Salvini: voto 90. Ho messo quel numero perché “la paura fa Novanta”. Parlo della mia paura, e quella di tanti (spero siano tanti) italiani. Non a caso a Salvini gli elogi più sperticati, anche in queste ultime settimane, gli sono arrivati da Marine Le Pen e Nigel Farage. E’ Lui il padrone di casa, non solo del cruciale e muscolare Ministero dell’Interno, ma di tutto il governo. Il vero conte del castello governativo è Salvini, mentre l’avvocato Conte farà più o meno il maggiordomo.
Ovvio, come politico, come tattico, comunicatore, comiziante, arringatore e capopopolo Matteo Salvini si è dimostrato un cavallo di razza e si merita invece un 10 con lode . Lo hanno capito tutti. E lo ha capito anche lui. Sarà lui a dare la linea, e se qualcuno gli metterà il bastone tra le ruote, farà crollare tutto il castello. Darà la colpa a Di Maio, ai Poteri Forti, all’Europa e andrà alle elezioni a cuor leggero visto che i sondaggi arrivano a stimare la Lega sopra il 30%. Ha forse un unico problema – e la parabola di Matteo Renzi dovrebbe insegnargli qualcosa – che l’eccesso di esposizione mediatica può stancare il pubblico.
Chi sceglierà Matteo Salvini come alleato del futuro? L’usato sicuro Berlusconi e quindi il Centro Destra oppure Il Movimento Pentastellato, novello partner di governo? Salvini non ha fretta di scegliere. Intanto il vento gonfia le sue vele.
Se però la Lega alla fine decidesse per la seconda opzione, la mia paura sale. Si impenna come lo spread. Penso a Ferrara, alle elezioni della primavera 2019, a un governo locale stanco e a una sinistra senza un progetto e ripiegata su se stessa. Ma il fosco orizzonte cittadino merita un approfondimento a parte.
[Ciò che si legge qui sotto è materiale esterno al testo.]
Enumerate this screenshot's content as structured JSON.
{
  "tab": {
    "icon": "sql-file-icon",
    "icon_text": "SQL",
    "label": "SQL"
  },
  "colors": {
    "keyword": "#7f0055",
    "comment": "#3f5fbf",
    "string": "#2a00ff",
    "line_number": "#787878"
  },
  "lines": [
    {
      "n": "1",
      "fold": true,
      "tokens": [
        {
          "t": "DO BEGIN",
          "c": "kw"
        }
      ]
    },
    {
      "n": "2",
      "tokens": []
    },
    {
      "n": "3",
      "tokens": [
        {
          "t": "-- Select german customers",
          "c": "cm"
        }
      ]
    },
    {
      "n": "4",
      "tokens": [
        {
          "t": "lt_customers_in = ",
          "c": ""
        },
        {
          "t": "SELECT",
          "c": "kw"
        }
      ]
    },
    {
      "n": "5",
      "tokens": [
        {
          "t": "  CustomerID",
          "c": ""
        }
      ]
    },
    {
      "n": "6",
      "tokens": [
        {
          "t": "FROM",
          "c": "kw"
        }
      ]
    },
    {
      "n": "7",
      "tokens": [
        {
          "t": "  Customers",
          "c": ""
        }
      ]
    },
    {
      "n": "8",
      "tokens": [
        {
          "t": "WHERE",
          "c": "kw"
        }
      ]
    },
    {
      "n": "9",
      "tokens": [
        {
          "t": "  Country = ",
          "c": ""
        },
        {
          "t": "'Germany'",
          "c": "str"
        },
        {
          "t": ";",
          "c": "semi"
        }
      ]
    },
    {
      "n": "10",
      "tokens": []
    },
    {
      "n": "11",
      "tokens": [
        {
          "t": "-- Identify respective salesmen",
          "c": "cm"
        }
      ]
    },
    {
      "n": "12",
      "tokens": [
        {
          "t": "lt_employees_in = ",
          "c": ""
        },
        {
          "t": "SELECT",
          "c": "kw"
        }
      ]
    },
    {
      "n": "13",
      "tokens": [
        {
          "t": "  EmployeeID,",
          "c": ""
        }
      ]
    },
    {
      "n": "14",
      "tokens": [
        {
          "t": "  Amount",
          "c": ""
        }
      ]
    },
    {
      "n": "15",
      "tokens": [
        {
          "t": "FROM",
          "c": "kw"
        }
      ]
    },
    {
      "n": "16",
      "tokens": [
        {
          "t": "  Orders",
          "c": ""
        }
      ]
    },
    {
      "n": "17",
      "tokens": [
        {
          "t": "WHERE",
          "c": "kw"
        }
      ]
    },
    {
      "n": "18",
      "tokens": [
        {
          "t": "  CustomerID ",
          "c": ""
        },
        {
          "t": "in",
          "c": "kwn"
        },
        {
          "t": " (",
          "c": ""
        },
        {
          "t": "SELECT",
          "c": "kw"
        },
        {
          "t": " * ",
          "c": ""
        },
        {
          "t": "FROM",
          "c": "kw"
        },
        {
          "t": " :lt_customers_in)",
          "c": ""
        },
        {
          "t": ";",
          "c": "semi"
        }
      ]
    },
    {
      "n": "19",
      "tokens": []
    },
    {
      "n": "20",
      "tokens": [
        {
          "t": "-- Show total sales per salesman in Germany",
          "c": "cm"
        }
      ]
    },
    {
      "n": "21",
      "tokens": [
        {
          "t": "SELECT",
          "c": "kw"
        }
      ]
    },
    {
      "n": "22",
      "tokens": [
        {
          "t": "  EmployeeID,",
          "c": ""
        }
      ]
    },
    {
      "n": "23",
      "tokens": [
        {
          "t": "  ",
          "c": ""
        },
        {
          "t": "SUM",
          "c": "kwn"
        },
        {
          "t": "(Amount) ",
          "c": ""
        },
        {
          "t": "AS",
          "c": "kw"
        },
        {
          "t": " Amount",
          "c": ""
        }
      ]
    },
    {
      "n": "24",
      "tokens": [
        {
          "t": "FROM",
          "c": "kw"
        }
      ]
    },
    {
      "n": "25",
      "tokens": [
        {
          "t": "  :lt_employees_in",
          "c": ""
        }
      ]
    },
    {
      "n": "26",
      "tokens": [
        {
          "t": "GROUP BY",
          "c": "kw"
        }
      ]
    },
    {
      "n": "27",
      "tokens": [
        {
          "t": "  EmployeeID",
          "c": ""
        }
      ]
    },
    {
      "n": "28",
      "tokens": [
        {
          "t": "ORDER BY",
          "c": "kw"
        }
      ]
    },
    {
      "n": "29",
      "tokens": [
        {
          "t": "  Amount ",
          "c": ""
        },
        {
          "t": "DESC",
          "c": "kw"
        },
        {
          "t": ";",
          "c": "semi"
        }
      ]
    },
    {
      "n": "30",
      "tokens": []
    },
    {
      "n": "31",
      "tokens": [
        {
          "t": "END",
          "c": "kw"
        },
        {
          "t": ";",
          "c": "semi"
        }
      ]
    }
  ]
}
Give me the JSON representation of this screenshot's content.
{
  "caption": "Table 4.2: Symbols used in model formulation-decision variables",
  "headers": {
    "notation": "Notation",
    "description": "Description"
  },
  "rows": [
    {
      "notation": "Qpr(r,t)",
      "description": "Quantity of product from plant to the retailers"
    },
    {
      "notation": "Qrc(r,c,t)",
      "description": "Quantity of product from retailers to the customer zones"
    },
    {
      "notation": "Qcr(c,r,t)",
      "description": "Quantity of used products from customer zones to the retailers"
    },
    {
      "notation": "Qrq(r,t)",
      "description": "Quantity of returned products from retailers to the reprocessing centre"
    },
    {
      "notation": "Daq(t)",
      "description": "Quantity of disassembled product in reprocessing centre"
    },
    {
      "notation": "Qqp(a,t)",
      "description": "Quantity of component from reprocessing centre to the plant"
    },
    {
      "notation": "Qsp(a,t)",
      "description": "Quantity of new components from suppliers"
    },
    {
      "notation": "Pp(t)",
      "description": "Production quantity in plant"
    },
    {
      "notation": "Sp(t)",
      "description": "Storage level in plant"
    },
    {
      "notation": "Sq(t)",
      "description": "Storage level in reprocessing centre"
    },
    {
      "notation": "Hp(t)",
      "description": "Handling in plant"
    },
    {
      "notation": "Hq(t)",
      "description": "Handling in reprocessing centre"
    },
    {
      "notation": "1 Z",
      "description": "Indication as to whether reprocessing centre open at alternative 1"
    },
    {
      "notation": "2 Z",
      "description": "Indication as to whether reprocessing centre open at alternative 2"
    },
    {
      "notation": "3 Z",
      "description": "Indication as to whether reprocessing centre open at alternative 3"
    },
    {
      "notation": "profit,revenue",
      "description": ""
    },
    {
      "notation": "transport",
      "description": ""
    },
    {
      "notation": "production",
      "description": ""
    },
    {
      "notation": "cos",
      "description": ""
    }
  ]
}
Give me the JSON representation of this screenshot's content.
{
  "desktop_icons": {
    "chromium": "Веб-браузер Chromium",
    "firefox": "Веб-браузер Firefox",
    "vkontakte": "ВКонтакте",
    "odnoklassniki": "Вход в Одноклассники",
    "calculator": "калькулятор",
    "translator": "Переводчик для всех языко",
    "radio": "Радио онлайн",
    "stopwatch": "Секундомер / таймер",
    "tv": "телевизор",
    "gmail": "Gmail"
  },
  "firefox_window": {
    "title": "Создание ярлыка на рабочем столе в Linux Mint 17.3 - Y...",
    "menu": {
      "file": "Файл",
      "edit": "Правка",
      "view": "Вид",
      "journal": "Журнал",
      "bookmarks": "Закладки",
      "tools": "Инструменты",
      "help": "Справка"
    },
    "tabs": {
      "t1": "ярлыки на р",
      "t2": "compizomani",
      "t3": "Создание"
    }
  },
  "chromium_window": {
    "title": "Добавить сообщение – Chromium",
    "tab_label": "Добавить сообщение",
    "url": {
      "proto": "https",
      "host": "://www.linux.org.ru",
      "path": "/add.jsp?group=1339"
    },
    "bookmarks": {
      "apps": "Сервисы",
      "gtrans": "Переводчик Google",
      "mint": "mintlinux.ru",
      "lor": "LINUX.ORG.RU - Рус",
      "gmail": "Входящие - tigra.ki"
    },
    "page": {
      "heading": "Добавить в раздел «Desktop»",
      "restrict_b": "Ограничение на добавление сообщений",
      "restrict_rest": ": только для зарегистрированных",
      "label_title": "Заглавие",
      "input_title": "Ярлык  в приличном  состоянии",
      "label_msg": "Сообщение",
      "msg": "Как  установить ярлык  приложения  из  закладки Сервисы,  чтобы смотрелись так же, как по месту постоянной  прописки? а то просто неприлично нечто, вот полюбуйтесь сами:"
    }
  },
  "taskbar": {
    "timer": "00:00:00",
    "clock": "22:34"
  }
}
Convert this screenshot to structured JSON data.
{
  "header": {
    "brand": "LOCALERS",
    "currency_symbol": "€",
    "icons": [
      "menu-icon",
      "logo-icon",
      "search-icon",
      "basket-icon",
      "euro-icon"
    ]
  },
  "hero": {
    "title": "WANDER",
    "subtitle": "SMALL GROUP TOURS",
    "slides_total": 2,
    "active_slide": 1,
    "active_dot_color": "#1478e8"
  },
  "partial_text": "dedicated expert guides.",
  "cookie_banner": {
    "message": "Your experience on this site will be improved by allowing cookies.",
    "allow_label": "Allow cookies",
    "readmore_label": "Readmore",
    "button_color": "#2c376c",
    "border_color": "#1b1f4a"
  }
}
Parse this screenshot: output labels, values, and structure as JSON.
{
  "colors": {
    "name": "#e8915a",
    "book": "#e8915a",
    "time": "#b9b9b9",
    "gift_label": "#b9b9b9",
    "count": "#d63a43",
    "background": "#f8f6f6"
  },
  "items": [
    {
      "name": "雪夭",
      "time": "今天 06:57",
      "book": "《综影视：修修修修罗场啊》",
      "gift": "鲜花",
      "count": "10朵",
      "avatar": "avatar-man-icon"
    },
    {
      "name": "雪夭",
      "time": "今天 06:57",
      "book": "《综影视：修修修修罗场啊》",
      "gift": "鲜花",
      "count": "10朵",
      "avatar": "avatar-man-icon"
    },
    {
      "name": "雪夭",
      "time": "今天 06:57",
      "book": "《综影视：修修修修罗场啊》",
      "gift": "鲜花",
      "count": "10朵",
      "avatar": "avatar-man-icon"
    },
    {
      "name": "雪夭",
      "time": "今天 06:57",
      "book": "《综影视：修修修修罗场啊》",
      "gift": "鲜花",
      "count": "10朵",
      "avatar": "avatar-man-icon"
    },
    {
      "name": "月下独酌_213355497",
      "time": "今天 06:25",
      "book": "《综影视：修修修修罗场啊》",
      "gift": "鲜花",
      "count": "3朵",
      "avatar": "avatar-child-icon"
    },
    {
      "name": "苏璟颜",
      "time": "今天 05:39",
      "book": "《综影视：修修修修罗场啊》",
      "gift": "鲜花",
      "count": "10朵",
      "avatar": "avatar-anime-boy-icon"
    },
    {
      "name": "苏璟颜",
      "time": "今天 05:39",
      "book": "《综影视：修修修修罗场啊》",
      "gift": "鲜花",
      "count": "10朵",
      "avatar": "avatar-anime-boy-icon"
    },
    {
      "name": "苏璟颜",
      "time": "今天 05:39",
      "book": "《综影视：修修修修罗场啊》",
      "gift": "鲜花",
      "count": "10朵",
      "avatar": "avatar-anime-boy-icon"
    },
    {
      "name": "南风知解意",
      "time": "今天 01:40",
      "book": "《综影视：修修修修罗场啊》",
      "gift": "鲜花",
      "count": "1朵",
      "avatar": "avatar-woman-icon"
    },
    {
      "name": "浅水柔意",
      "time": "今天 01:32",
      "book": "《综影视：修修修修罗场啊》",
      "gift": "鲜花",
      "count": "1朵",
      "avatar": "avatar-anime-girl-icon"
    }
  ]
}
L’avvocato e Premier Giuseppe Conte: voto 5. Un assoluto Carneade, un vaso di coccio in mezzo a due vasi di piombo, trovate voi l’immagine più calzante. La sua colpa non è quella di aver taroccato il curriculum – in questo anzi fa tenerezza, mi sembra “un italiano vero” – ma aver accettato (forse per troppa ambizione, ha confessato suo padre) una mission impossible. Come diavolo fai a guidare una macchina se al posto di guida c’è seduto un altro? No, nessuno ce la farebbe, nemmeno l’unico, autentico avvocato Conte, nemmeno quel genio di Paolo Conte.
Mattarella: voto 5. Perché è vero che ha avuto tanta ma tanta pazienza. E secondo il dettato costituzionale, “il Presidente della Repubblica nomina il Presidente del Consiglio e su proposta di quest’ultimo gli altri ministri”, ha quindi voce in capitolo e può chiedere (molto sottovoce) e ottenere dal premier incaricato che venga cambiato o spostato un ministro indegno o inadatto (l’hanno fatto diversi suoi predecessori), ma Mattarella ha fatto qualcosa di più, di diverso e di grave. E’ entrato a gamba tesa, ha motivato il suo rifiuto al professor Savona con una motivazione tutta politica: i mercati, l’adesione all’Europa, la difesa dell’euro, il pericolo per i risparmi e i mutui degli italiani.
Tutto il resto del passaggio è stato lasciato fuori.